The United Auto Workers on Saturday set an 11:59 p.m. Sunday strike deadline for contract negotiations with General Motors Co.

The roughly 36-hour notice is similar to what occurred during negotiations with Fiat Chrysler Automobiles NV earlier this month that culminated with the union and automaker agreeing on a tentative agreement just before an 11:59 p.m. deadline on Oct 7.

A strike deadline is typically a way to turn up the heat on negotiators to reach a deal. There were no signs from the company or union that talks had broken down.

A message from UAW Vice President Cindy Estrada to GM North America Manufacturing and Labor Relations Vice President Cathy Clegg formally issued the strike deadline by giving notice of terminating a previously agreed upon indefinite contract extension from Sept. 14. The deadline comes two days after the union selected GM as its next target for negotiations.

GM confirmed that it received the deadline from the UAW in a statement: “GM confirms that we have received a negotiations deadline from the UAW. We are working with them to address the issues and remain committed to obtaining an agreement that is good for employees and the business.”

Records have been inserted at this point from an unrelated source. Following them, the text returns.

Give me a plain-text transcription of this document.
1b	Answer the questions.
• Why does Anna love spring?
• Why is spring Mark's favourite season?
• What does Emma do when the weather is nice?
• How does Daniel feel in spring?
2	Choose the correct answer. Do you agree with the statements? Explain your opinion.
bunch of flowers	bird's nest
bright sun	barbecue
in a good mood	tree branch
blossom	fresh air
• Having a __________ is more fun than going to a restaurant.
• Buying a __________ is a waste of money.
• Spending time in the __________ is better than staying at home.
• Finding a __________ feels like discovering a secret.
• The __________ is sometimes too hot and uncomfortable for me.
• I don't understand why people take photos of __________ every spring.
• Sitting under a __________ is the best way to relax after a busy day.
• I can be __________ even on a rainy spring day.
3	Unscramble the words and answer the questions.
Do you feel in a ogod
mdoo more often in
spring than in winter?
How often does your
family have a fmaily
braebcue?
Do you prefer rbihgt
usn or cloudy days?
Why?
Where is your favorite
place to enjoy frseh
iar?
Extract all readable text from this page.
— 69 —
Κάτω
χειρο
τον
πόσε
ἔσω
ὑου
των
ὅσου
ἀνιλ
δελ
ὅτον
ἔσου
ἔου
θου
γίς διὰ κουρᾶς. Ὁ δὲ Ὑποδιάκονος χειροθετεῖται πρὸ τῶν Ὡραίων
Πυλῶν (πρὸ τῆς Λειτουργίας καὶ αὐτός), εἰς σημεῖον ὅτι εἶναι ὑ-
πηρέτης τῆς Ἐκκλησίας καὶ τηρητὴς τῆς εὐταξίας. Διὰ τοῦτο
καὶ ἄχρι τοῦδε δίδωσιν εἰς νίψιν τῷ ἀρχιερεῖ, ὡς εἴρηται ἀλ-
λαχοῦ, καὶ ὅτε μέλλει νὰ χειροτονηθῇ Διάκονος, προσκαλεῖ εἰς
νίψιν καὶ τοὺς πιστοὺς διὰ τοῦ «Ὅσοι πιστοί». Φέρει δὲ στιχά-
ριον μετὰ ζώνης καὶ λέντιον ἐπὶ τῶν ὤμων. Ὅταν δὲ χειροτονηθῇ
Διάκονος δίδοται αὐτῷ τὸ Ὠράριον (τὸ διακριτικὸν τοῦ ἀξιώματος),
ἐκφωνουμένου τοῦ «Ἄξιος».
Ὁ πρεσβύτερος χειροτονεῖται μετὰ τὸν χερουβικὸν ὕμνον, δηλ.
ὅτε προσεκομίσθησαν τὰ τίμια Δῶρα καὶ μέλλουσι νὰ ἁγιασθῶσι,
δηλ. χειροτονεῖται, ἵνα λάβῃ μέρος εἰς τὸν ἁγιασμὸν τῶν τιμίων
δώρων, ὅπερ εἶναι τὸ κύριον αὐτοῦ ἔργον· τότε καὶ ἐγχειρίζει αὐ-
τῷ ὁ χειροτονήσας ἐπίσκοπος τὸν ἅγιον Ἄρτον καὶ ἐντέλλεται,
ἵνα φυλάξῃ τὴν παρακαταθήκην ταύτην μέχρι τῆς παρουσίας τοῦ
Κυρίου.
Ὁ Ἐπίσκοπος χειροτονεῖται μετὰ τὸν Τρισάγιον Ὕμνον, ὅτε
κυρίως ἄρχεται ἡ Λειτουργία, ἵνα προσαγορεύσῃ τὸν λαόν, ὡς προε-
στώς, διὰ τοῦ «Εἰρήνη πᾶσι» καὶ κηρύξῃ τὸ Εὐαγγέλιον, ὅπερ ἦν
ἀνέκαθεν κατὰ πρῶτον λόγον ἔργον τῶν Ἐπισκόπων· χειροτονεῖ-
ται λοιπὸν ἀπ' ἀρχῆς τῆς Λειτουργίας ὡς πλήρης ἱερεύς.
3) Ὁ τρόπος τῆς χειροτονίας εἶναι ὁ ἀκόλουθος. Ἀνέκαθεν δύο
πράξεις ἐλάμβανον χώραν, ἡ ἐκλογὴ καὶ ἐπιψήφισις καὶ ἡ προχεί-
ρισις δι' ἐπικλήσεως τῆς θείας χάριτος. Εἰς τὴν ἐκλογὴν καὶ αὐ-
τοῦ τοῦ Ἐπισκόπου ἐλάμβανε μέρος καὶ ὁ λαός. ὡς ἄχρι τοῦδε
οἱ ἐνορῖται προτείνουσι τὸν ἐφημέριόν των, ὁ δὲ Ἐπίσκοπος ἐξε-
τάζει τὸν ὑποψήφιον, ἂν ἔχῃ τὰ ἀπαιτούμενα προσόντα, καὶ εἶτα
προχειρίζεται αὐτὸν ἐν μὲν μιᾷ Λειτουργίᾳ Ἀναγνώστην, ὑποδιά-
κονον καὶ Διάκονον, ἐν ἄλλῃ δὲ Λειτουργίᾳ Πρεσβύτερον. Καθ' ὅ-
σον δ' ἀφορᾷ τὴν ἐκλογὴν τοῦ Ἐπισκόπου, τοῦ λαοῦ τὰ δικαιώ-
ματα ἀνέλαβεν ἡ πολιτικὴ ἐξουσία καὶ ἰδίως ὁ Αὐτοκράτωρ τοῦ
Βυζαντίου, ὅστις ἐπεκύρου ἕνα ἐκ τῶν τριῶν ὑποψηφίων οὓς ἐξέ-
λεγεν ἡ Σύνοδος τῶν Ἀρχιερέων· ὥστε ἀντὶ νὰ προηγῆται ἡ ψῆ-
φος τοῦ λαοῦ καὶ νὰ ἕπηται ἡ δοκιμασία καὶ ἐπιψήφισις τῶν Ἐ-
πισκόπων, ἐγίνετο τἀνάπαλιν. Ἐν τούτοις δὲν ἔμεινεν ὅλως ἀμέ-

If a deal is not reached by the deadline, it does not mean the union will strike. The two sides could decide to keep talking, move the deadline or a combination of options that include moving the bargaining focus to Ford Motor Co. But backing off from the deadline without an agreement could be seen as a weak move by some rank-and-file workers.

A national strike involving all 52,700 members with the automaker is the most drastic option the union could take. It also could call targeted strikes at select GM plants. Both types of strikes have occurred against GM in the past 20 years.

The last time the union called a strike against GM was in 2007. Production at more than 80 facilities in the U.S., idling more than 70,000 workers for two days. The strike cost GM more than $300 million a day, according to Buckingham Research Group.

The last major strike against a U.S. automaker came 17 years ago when the UAW struck two key GM plants in 1998 — Flint Metal Center and Delphi Flint East. That strike lasted 54 days, costing GM an estimated $2 billion and forcing it to idle nearly 180,000 employees and close 26 of 29 North American assembly plants; the strike also idled about 100 auto supplier plants.

Striking is historically painful to both sides: While the company can’t afford to have product lines down for too long, the union also is hampered by paying strike benefits for a lengthy walkout. The UAW’s strike fund has about $600 million in it, down from $1 billion in 2006.

This is the first year since 2007 that union members at GM and Fiat Chrysler were capable of striking. The UAW gave up the right to strike for the 2011 talks as a condition of the government bailouts of Chrysler and GM.

Kristin Dziczek, director of the Labor and Industry Group for the Center for Automotive Research in Ann Arbor, has said a strike is the “ultimate weapon the union has.”

UAW President Dennis Williams previously has said that a strike would be a bargaining failure. The union president told The Detroit News in mid-August that deciding to strike would be a “tough call.”